Singer Alicia Keys makes her screen debut as a lesbian hit woman who used the power of sex to get close to her victims. Keys makes an impressive debut and appears to have another avenue of success ahead of her should she choose to accept it.
Two more hit men added to the mix include Acosta, a man who specializes in torture, and Soot, who kills his victims and then makes molds of their faces so he can convincingly disguise himself to gain access to his victim.
Added to the mix is Ben Affleck in a role that reminds us (after his strong turn as George Reeves in “Hollywoodland”) that there are still some acting chops left inside him. Here he plays a bail bondsman hired by a desperate, cross dressing attorney (nicely played by Jason Bateman, in an all too brief role) to find the bail-jumping Buddy. He brings along two cohorts to saddle Buddy and encounter some very unexpected obstacles.
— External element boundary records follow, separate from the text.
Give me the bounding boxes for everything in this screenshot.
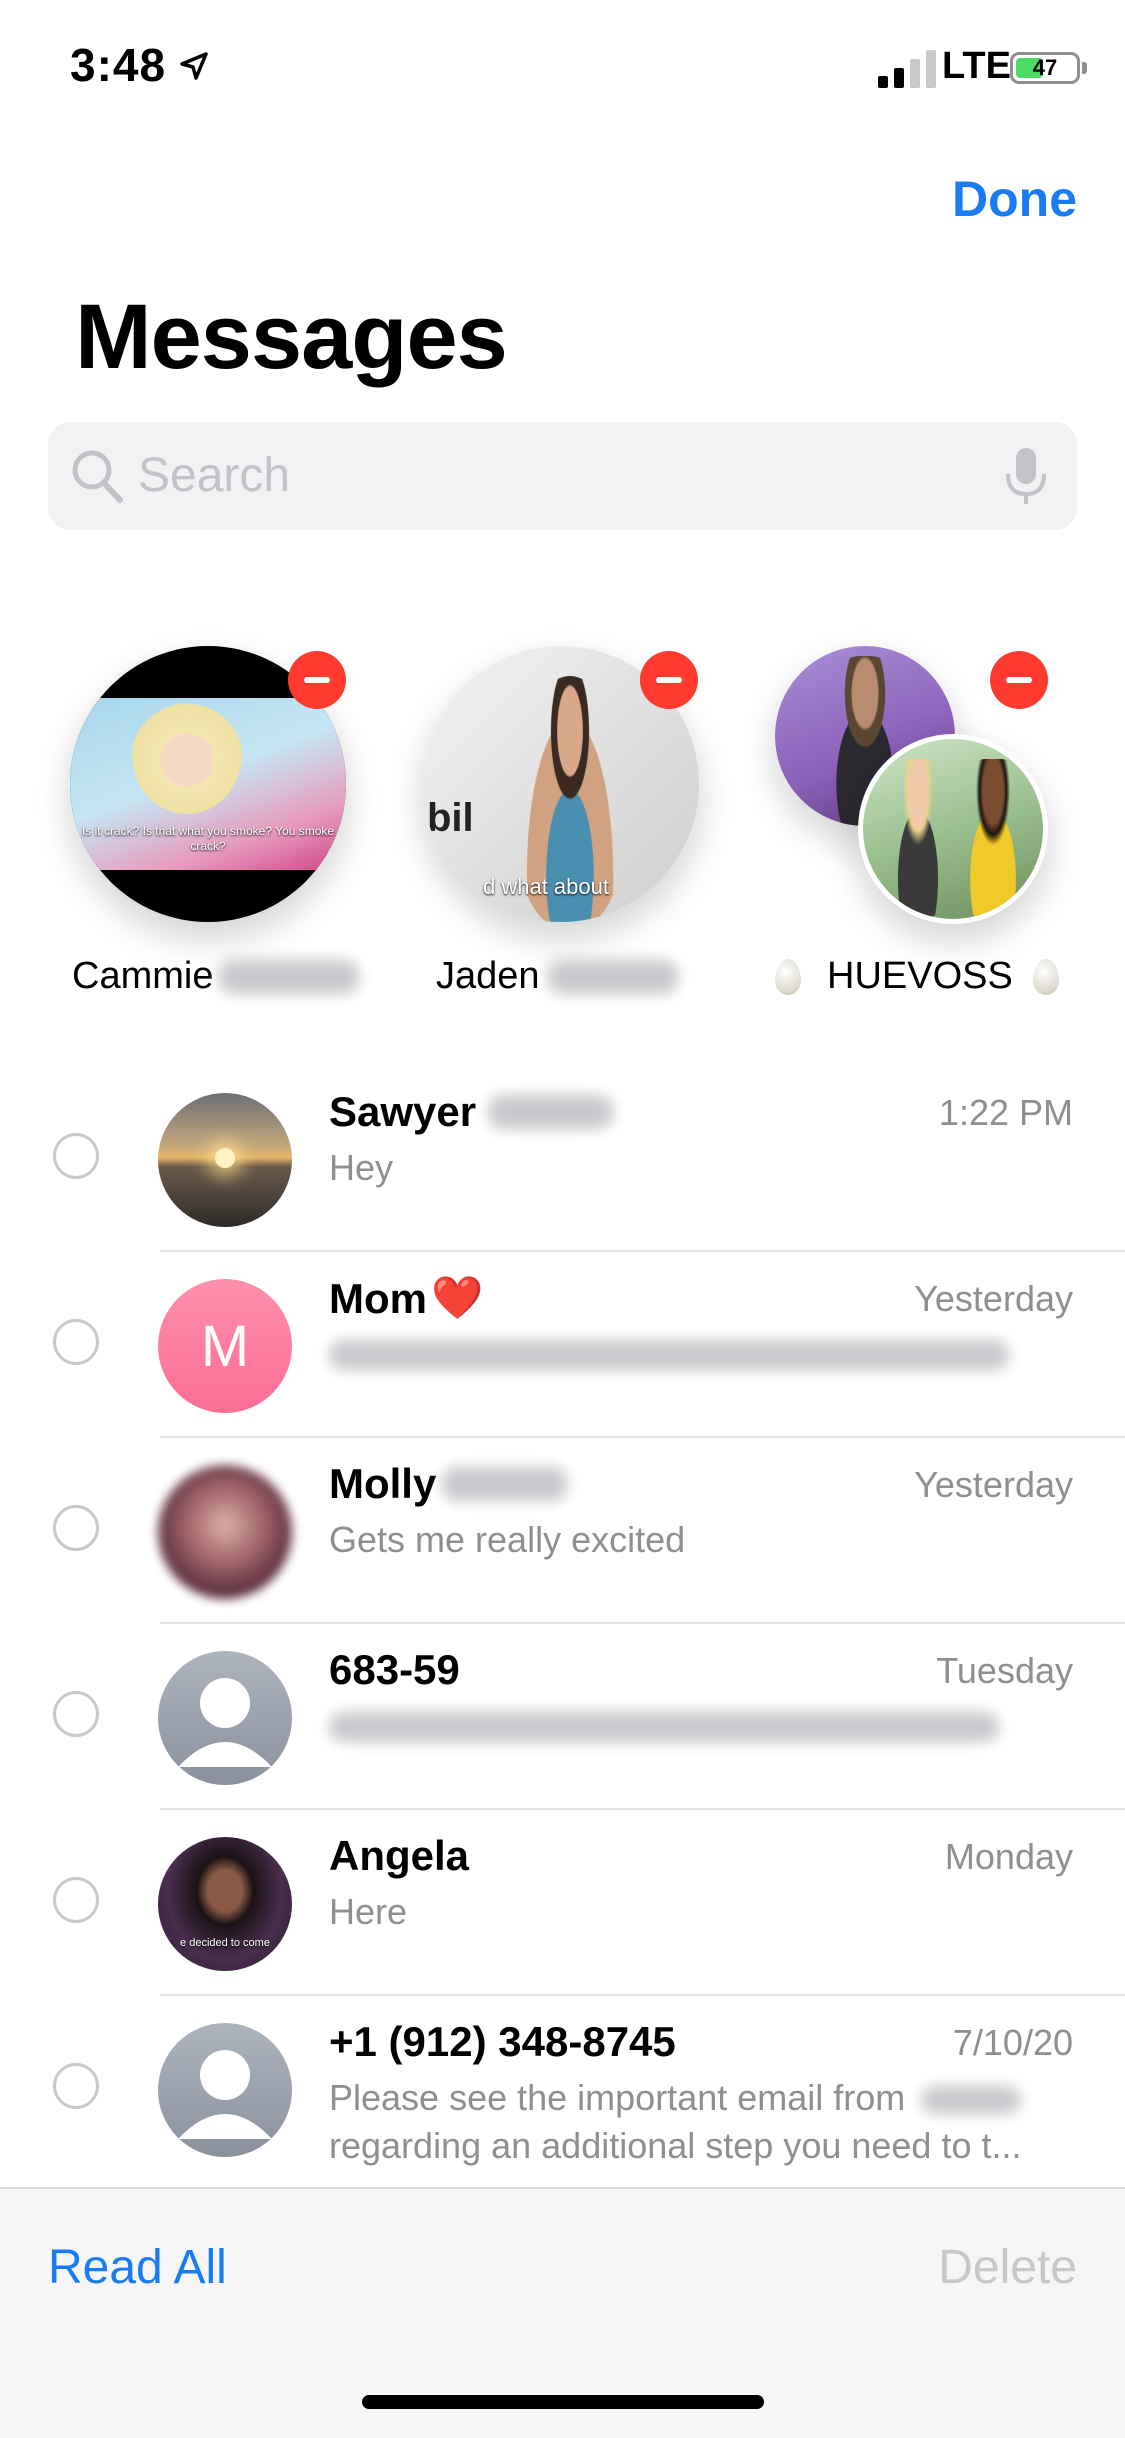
preview-text: Please see the important email from — [329, 2077, 906, 2118]
conversation-row[interactable]: e decided to come Angela Monday Here — [0, 1810, 1125, 1996]
search-input[interactable] — [138, 440, 958, 510]
redacted-preview — [329, 1712, 999, 1742]
cellular-signal-icon — [878, 50, 936, 88]
group-avatar-front[interactable] — [858, 734, 1048, 924]
heart-emoji-icon: ❤️ — [431, 1274, 484, 1321]
message-preview — [329, 1330, 1074, 1382]
avatar-figure — [883, 759, 953, 919]
redacted-surname — [547, 959, 678, 994]
sun-icon — [215, 1148, 235, 1168]
avatar: e decided to come — [158, 1837, 292, 1971]
done-button[interactable]: Done — [952, 170, 1077, 228]
read-all-button[interactable]: Read All — [48, 2240, 227, 2295]
person-placeholder-icon — [178, 1678, 272, 1767]
redacted-preview — [329, 1340, 1009, 1370]
avatar-initial: M — [200, 1313, 250, 1379]
message-time: 1:22 PM — [938, 1092, 1073, 1133]
contact-name: Molly — [329, 1460, 568, 1508]
select-checkbox[interactable] — [53, 2063, 99, 2109]
contact-name-text: 683-59 — [329, 1646, 460, 1693]
message-time: Yesterday — [914, 1278, 1073, 1319]
contact-name-text: Mom — [329, 1274, 427, 1322]
message-time: Tuesday — [936, 1650, 1073, 1691]
select-checkbox[interactable] — [53, 1133, 99, 1179]
preview-line-2: regarding an additional step you need to… — [329, 2125, 1022, 2166]
avatar-backdrop-text: bil — [427, 796, 474, 840]
delete-button[interactable]: Delete — [938, 2240, 1077, 2295]
select-checkbox[interactable] — [53, 1319, 99, 1365]
pinned-name-huevoss: HUEVOSS — [775, 955, 1059, 998]
redacted-surname — [442, 1467, 568, 1501]
contact-name-text: +1 (912) 348-8745 — [329, 2018, 676, 2065]
pinned-name-text: Jaden — [436, 955, 540, 997]
avatar — [158, 1651, 292, 1785]
contact-name: Mom ❤️ — [329, 1274, 483, 1323]
contact-name-text: Sawyer — [329, 1088, 477, 1135]
contact-name-text: Molly — [329, 1460, 437, 1507]
remove-pin-huevoss[interactable] — [990, 651, 1048, 709]
home-indicator[interactable] — [362, 2395, 764, 2409]
select-checkbox[interactable] — [53, 1691, 99, 1737]
contact-name: Sawyer — [329, 1088, 614, 1136]
contact-name: Angela — [329, 1832, 469, 1880]
conversation-row[interactable]: M Mom ❤️ Yesterday — [0, 1252, 1125, 1438]
select-checkbox[interactable] — [53, 1505, 99, 1551]
message-preview: Gets me really excited — [329, 1519, 686, 1560]
location-arrow-icon — [180, 52, 208, 80]
battery-icon: 47 — [1010, 52, 1080, 84]
redacted-surname — [219, 959, 360, 994]
message-time: 7/10/20 — [952, 2022, 1073, 2063]
redacted-sender — [921, 2086, 1022, 2115]
pinned-name-text: Cammie — [72, 955, 214, 997]
conversation-row[interactable]: Molly Yesterday Gets me really excited — [0, 1438, 1125, 1624]
contact-name-text: Angela — [329, 1832, 470, 1879]
avatar — [158, 2023, 292, 2157]
avatar-figure — [132, 694, 242, 814]
message-preview: Please see the important email from rega… — [329, 2074, 1074, 2170]
avatar-caption: e decided to come — [180, 1937, 270, 1949]
battery-tip — [1082, 62, 1087, 74]
conversation-row[interactable]: +1 (912) 348-8745 7/10/20 Please see the… — [0, 1996, 1125, 2182]
remove-pin-cammie[interactable] — [288, 651, 346, 709]
pinned-name-text: HUEVOSS — [827, 955, 1013, 997]
egg-emoji-icon — [1032, 958, 1059, 995]
contact-name: +1 (912) 348-8745 — [329, 2018, 676, 2066]
status-time: 3:48 — [70, 39, 167, 91]
avatar — [158, 1093, 292, 1227]
conversation-row[interactable]: 683-59 Tuesday — [0, 1624, 1125, 1810]
pinned-name-jaden: Jaden — [436, 955, 678, 998]
egg-emoji-icon — [775, 958, 801, 995]
redacted-surname — [488, 1095, 614, 1129]
page-title: Messages — [75, 286, 508, 388]
avatar: M — [158, 1279, 292, 1413]
search-icon — [72, 450, 123, 503]
message-preview — [329, 1702, 1074, 1754]
avatar-figure — [953, 759, 1033, 919]
select-checkbox[interactable] — [53, 1877, 99, 1923]
message-preview: Here — [329, 1891, 408, 1932]
remove-pin-jaden[interactable] — [640, 651, 698, 709]
person-placeholder-icon — [178, 2050, 272, 2139]
avatar-caption: d what about — [483, 874, 609, 899]
microphone-icon[interactable] — [1004, 446, 1048, 508]
preview-line-1: Please see the important email from — [329, 2074, 1074, 2122]
message-time: Monday — [944, 1836, 1073, 1877]
battery-percentage: 47 — [1032, 55, 1058, 80]
pinned-name-cammie: Cammie — [72, 955, 360, 998]
contact-name: 683-59 — [329, 1646, 460, 1694]
network-type: LTE — [942, 45, 1011, 87]
conversation-row[interactable]: Sawyer 1:22 PM Hey — [0, 1066, 1125, 1252]
avatar — [158, 1465, 292, 1599]
avatar-caption: Is it crack? Is that what you smoke? You… — [81, 824, 335, 853]
message-preview: Hey — [329, 1147, 394, 1188]
message-time: Yesterday — [914, 1464, 1073, 1505]
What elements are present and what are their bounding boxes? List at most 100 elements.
Affleck’s brief scene with one of the Tremor boys is a highlight.
As everyone starts to converge on the resort in Lake Tahoe, along with some unsuspecting security guards and hookers, gunplay and bloodshed come to the forefront as each killer tries to take a step closer to the bounty while the unsuspecting Buddy whiles away the day waiting for sex and drugs.
The performances here are all first rate. Jeremy Piven is spot on as the apparently doomed performer who got too much too soon and wanted more at any price. Ray Liotta reminds us that he is a compelling performer in the right role and Ryan Reynolds, heretofore known for mostly gross out comedies like “Waiting,” is quite good as Liotta’s partner who wants an explanation for everything and still believes that what is right is right.
Carnahan does a terrific job of juggling each story back and forth without ever getting too bogged down in one story and forgetting the others. He has a knack for action scenes (there is one brilliant sequence when two foes realize who the other is in an elevator) and keeps things moving with a tight script. He even throws in a nice twist at the end that is completely unexpected but totally convincing.
“Smokin Aces” is the kind of film you expect to see playing at theaters during the summer. Then again, maybe not. This film is action packed and violent but it is also intelligent and extremely well made.
How often do you think that about an action movie while putting a coat and gloves on?